Forklift: An Extensible Neural Lifter
Jordi Armengol-Estapé, Rodrigo C. O. Rocha, Jackson Woodruff, Pasquale Minervini, Michael F. P. O'Boyle
TL;DR
Forklift tackles the problem of porting binary code across diverse ISAs by learning to lift assembly directly to LLVM IR, an IR that can be compiled to many target architectures. The authors propose an extensible, incremental learning framework that uses a fixed LLVM IR decoder and per-ISA encoders, enabling new ISAs to be added with minimal retraining.

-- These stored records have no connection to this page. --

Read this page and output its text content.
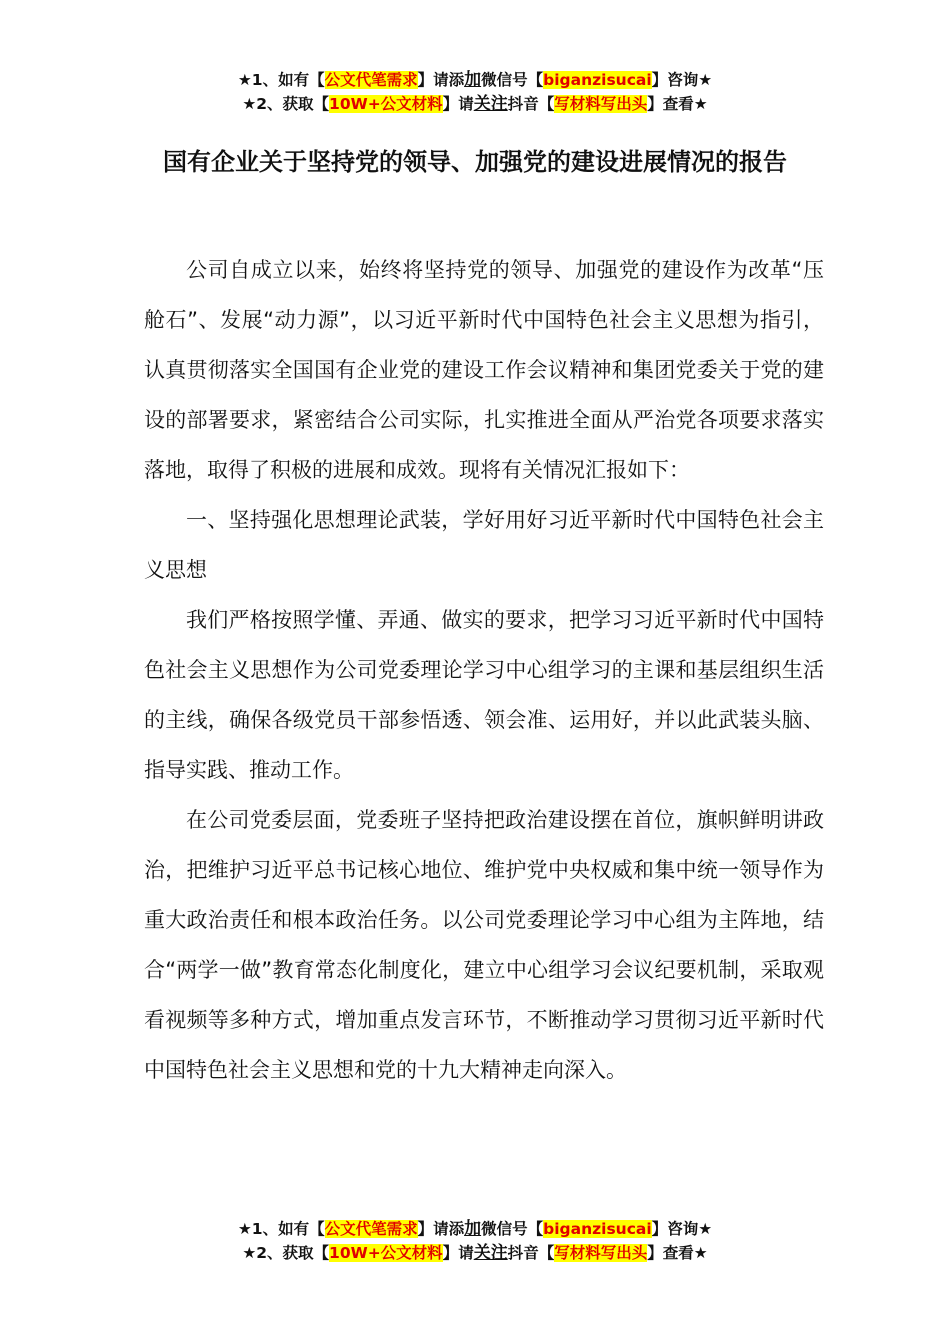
★1、如有【公文代笔需求】请添加微信号【biganzisucai】咨询★
★2、获取【10W+公文材料】请关注抖音【写材料写出头】查看★
国有企业关于坚持党的领导、加强党的建设进展情况的报告

公司自成立以来，始终将坚持党的领导、加强党的建设作为改革“压舱石”、发展“动力源”，以习近平新时代中国特色社会主义思想为指引，认真贯彻落实全国国有企业党的建设工作会议精神和集团党委关于党的建设的部署要求，紧密结合公司实际，扎实推进全面从严治党各项要求落实落地，取得了积极的进展和成效。现将有关情况汇报如下：

一、坚持强化思想理论武装，学好用好习近平新时代中国特色社会主义思想

我们严格按照学懂、弄通、做实的要求，把学习习近平新时代中国特色社会主义思想作为公司党委理论学习中心组学习的主课和基层组织生活的主线，确保各级党员干部参悟透、领会准、运用好，并以此武装头脑、指导实践、推动工作。

在公司党委层面，党委班子坚持把政治建设摆在首位，旗帜鲜明讲政治，把维护习近平总书记核心地位、维护党中央权威和集中统一领导作为重大政治责任和根本政治任务。以公司党委理论学习中心组为主阵地，结合“两学一做”教育常态化制度化，建立中心组学习会议纪要机制，采取观看视频等多种方式，增加重点发言环节，不断推动学习贯彻习近平新时代中国特色社会主义思想和党的十九大精神走向深入。

★1、如有【公文代笔需求】请添加微信号【biganzisucai】咨询★
★2、获取【10W+公文材料】请关注抖音【写材料写出头】查看★
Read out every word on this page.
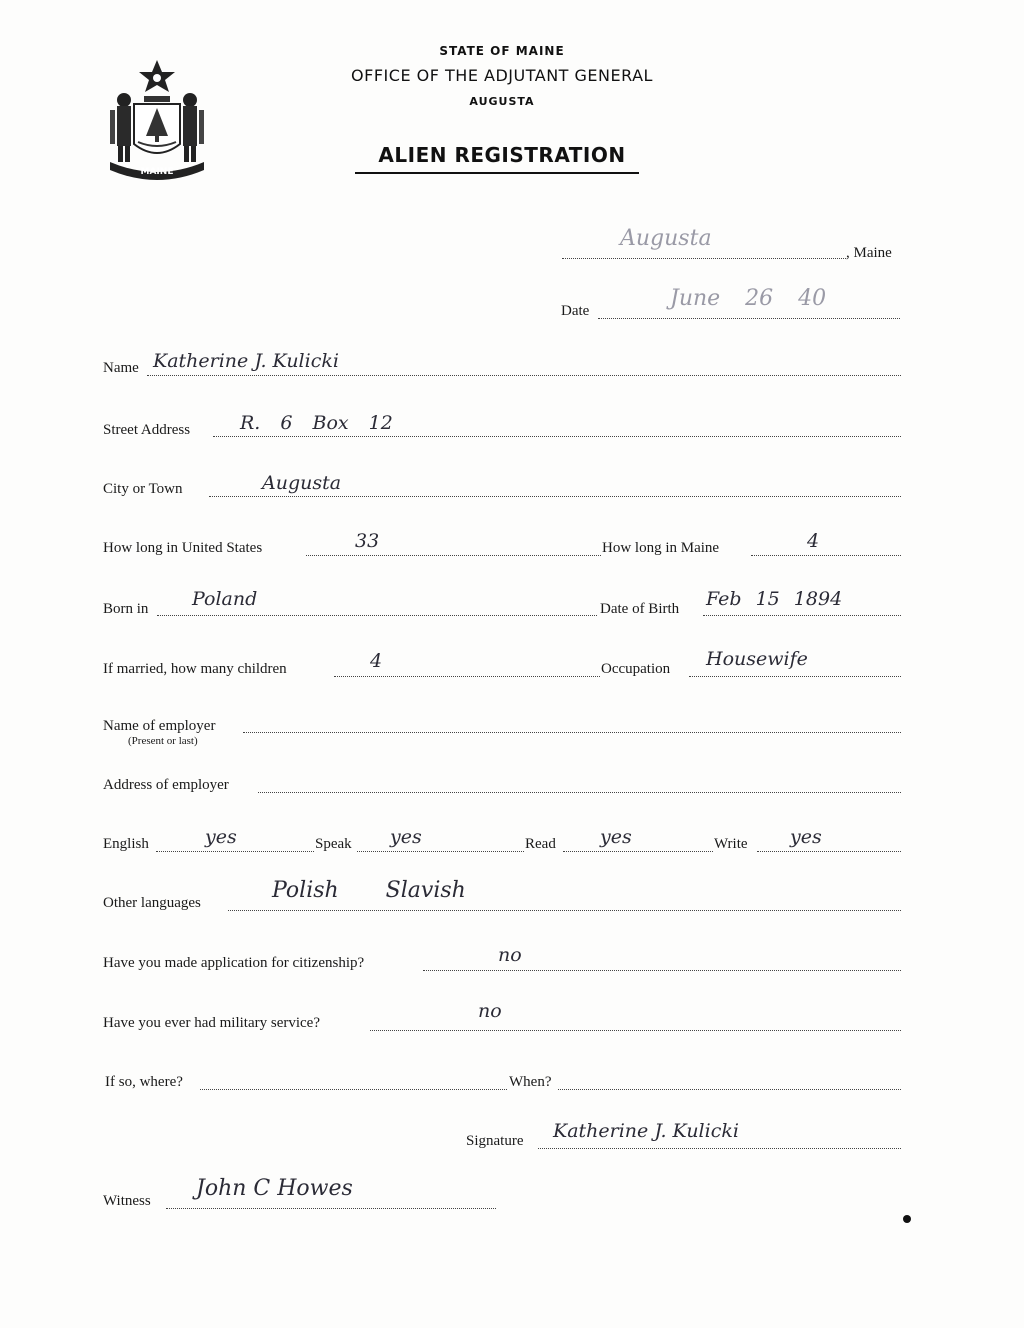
MAINE
STATE OF MAINE
OFFICE OF THE ADJUTANT GENERAL
AUGUSTA
ALIEN REGISTRATION
Augusta
, Maine
Date	June 26 40
Name Katherine J. Kulicki
Street Address	R. 6 Box 12
City or Town	Augusta
How long in United States	33	How long in Maine	4
Born in Poland	Date of Birth Feb 15 1894
If married, how many children	4	Occupation Housewife
Name of employer
(Present or last)
Address of employer
English	yes	Speak yes	Read yes	Write yes
Other languages	Polish Slavish
Have you made application for citizenship?	no
Have you ever had military service?
no
If so, where?	When?
Signature Katherine J. Kulicki
Witness John C Howes
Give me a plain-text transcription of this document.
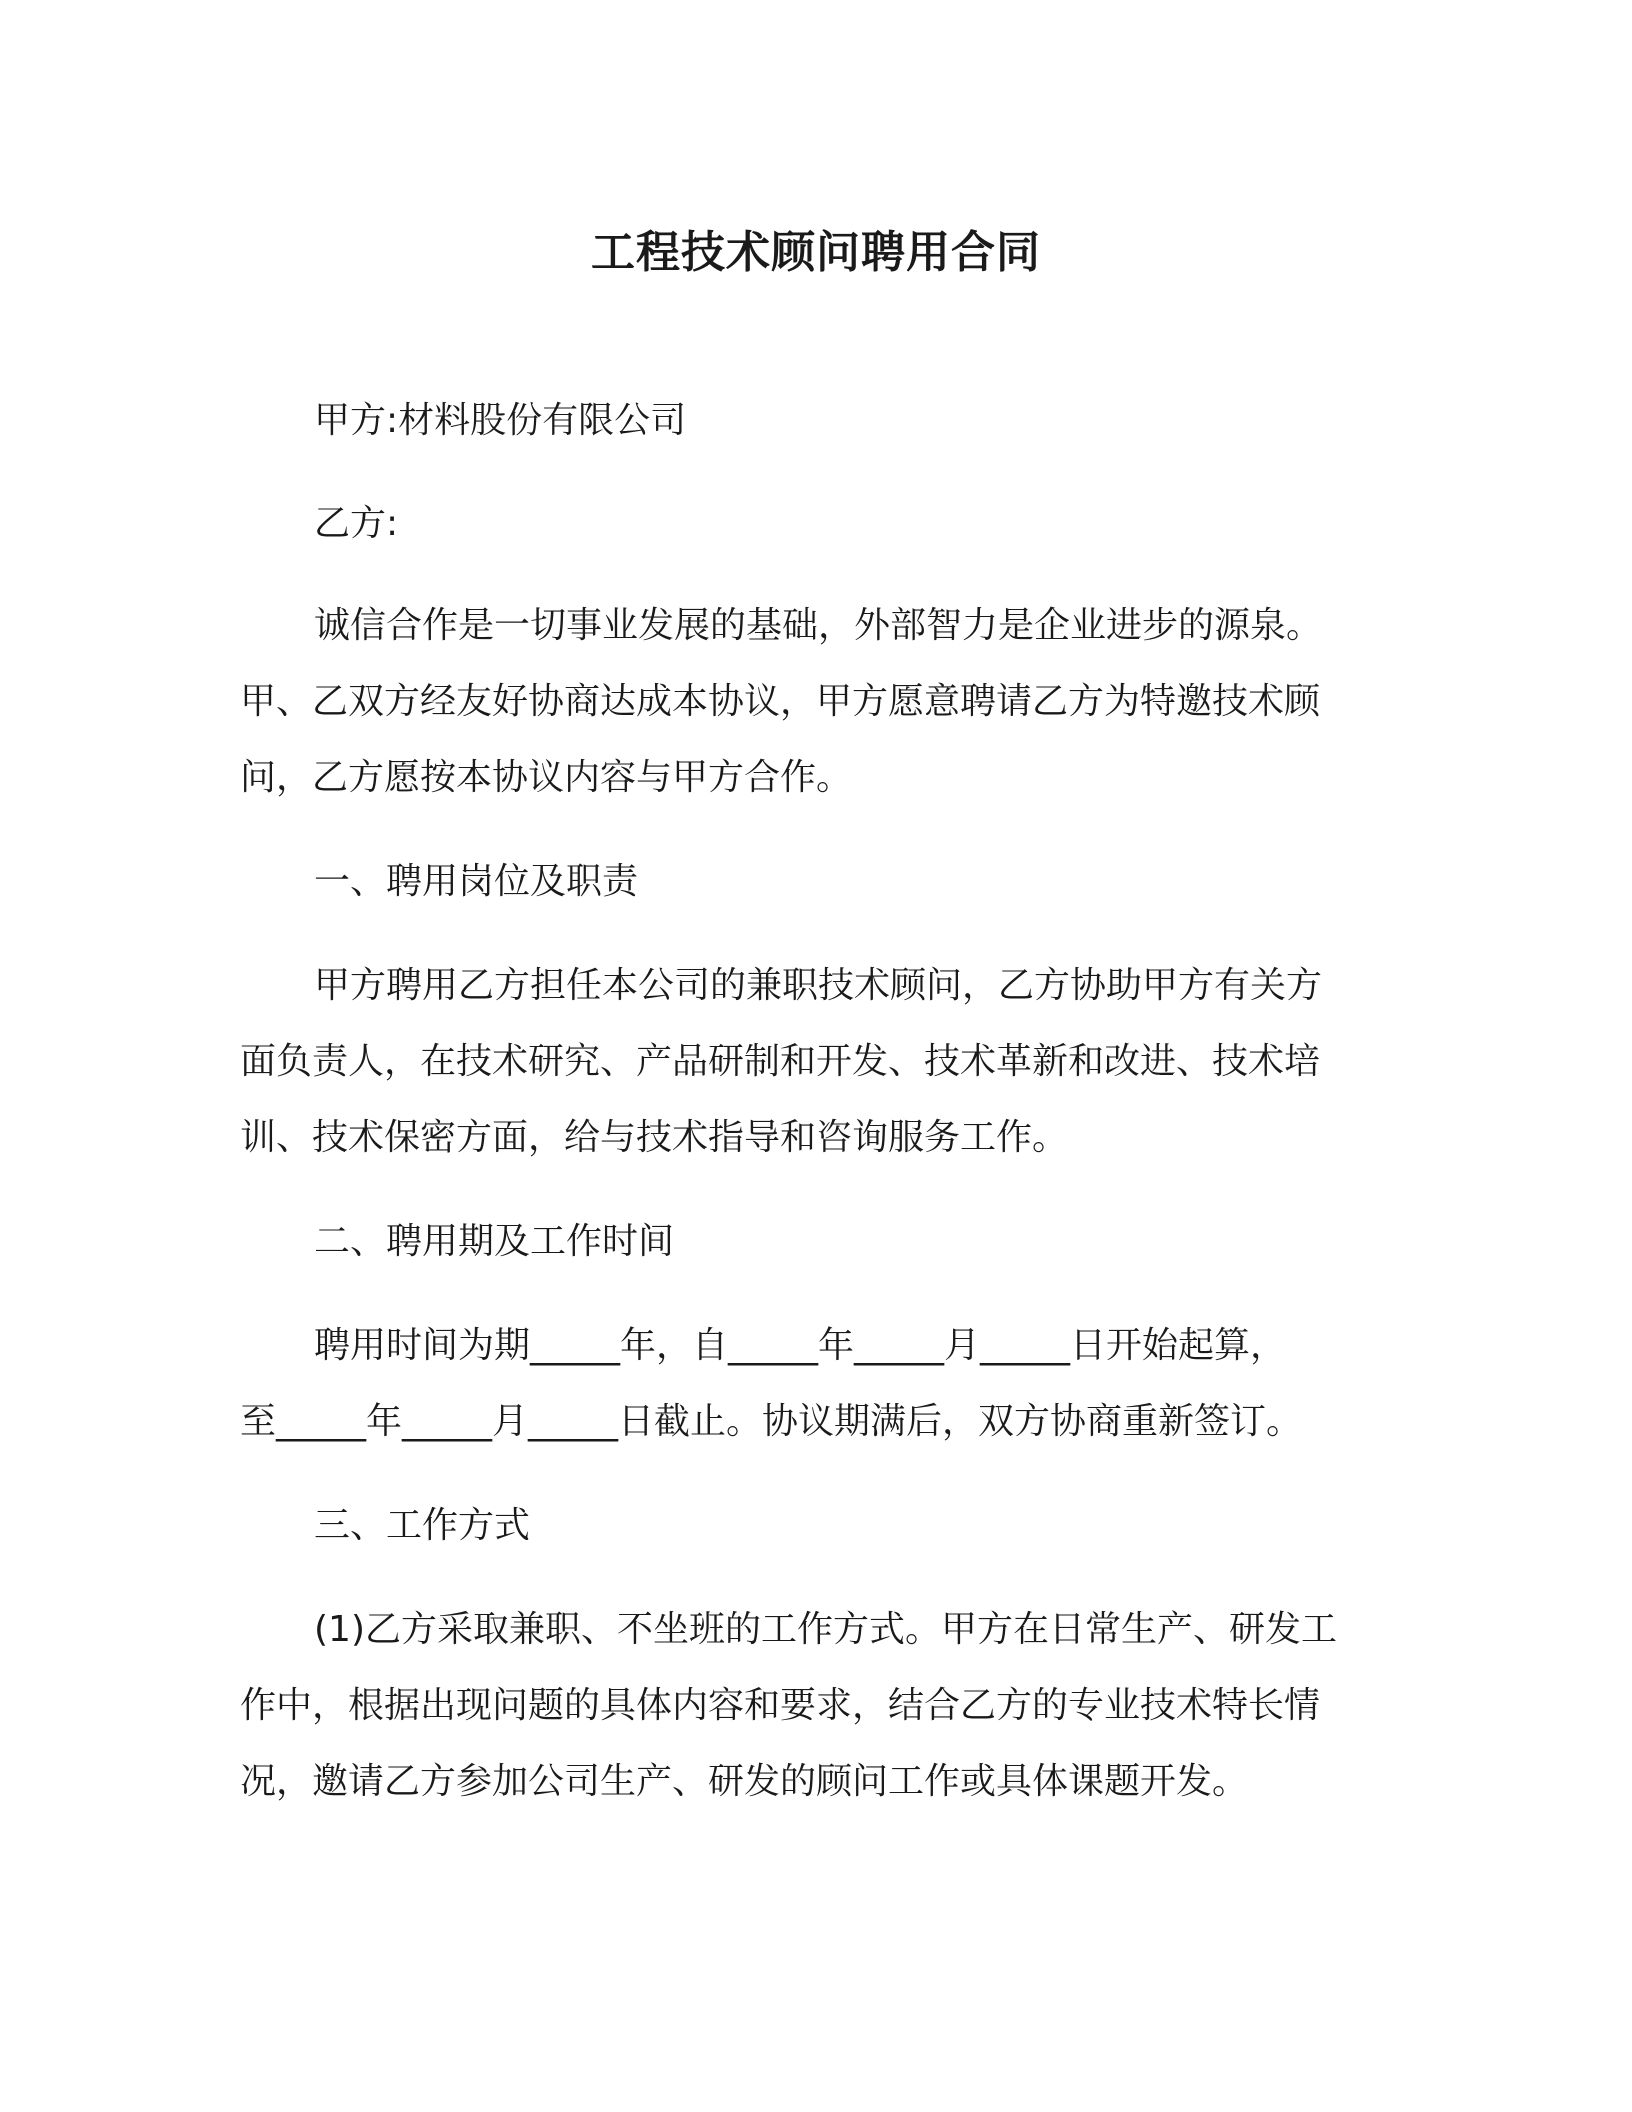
工程技术顾问聘用合同
甲方:材料股份有限公司
乙方:
诚信合作是一切事业发展的基础，外部智力是企业进步的源泉。
甲、乙双方经友好协商达成本协议，甲方愿意聘请乙方为特邀技术顾
问，乙方愿按本协议内容与甲方合作。
一、聘用岗位及职责
甲方聘用乙方担任本公司的兼职技术顾问，乙方协助甲方有关方
面负责人，在技术研究、产品研制和开发、技术革新和改进、技术培
训、技术保密方面，给与技术指导和咨询服务工作。
二、聘用期及工作时间
聘用时间为期_____年，自_____年_____月_____日开始起算，
至_____年_____月_____日截止。协议期满后，双方协商重新签订。
三、工作方式
(1)乙方采取兼职、不坐班的工作方式。甲方在日常生产、研发工
作中，根据出现问题的具体内容和要求，结合乙方的专业技术特长情
况，邀请乙方参加公司生产、研发的顾问工作或具体课题开发。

They train on a million-scale parallel dataset of LLVM IR and assembly across x86, ARM, and RISC‑V, with an IO-based accuracy harness to evaluate translations. Empirically, Forklift outperforms a state-of-the-art hand-written lifter and GPT-4 on two benchmarks, and demonstrates superior scalability and adaptability to new compilers and ISAs, highlighting practical viability for cross-ISA software porting and optimization workflows.
Abstract
The escalating demand to migrate legacy software across different Instruction Set Architectures (ISAs) has driven the development of assembly-to-assembly translators to map between their respective assembly languages. However, the development of these tools requires substantial engineering effort. State-of-the-art approaches use lifting, a technique where source assembly code is translated to an architecture-independent intermediate representation (IR) (for example, the LLVM IR) and use a pre-existing compiler to recompile the IR to the target ISA. However, the hand-written rules these lifters employ are sensitive to the particular compiler and optimization level used to generate the code and require significant engineering effort to support each new ISA. We propose Forklift, the first neural lifter that learns how to translate assembly to LLVM IR using a token-level encoder-decoder Transformer. We show how to incrementally add support to new ISAs by fine tuning the assembly encoder and freezing the IR decoder, improving the overall accuracy and efficiency. We collect millions of parallel LLVM IR, x86, ARM, and RISC-V programs across compilers and optimization levels to train Forklift and set up an input/output-based accuracy harness. We evaluate Forklift on two challenging benchmark suites and translate 2.5x more x86 programs than a state-of-the-art hand-written lifter and 4.4x more x86 programs than GPT-4 as well as enabling translation from new ISAs.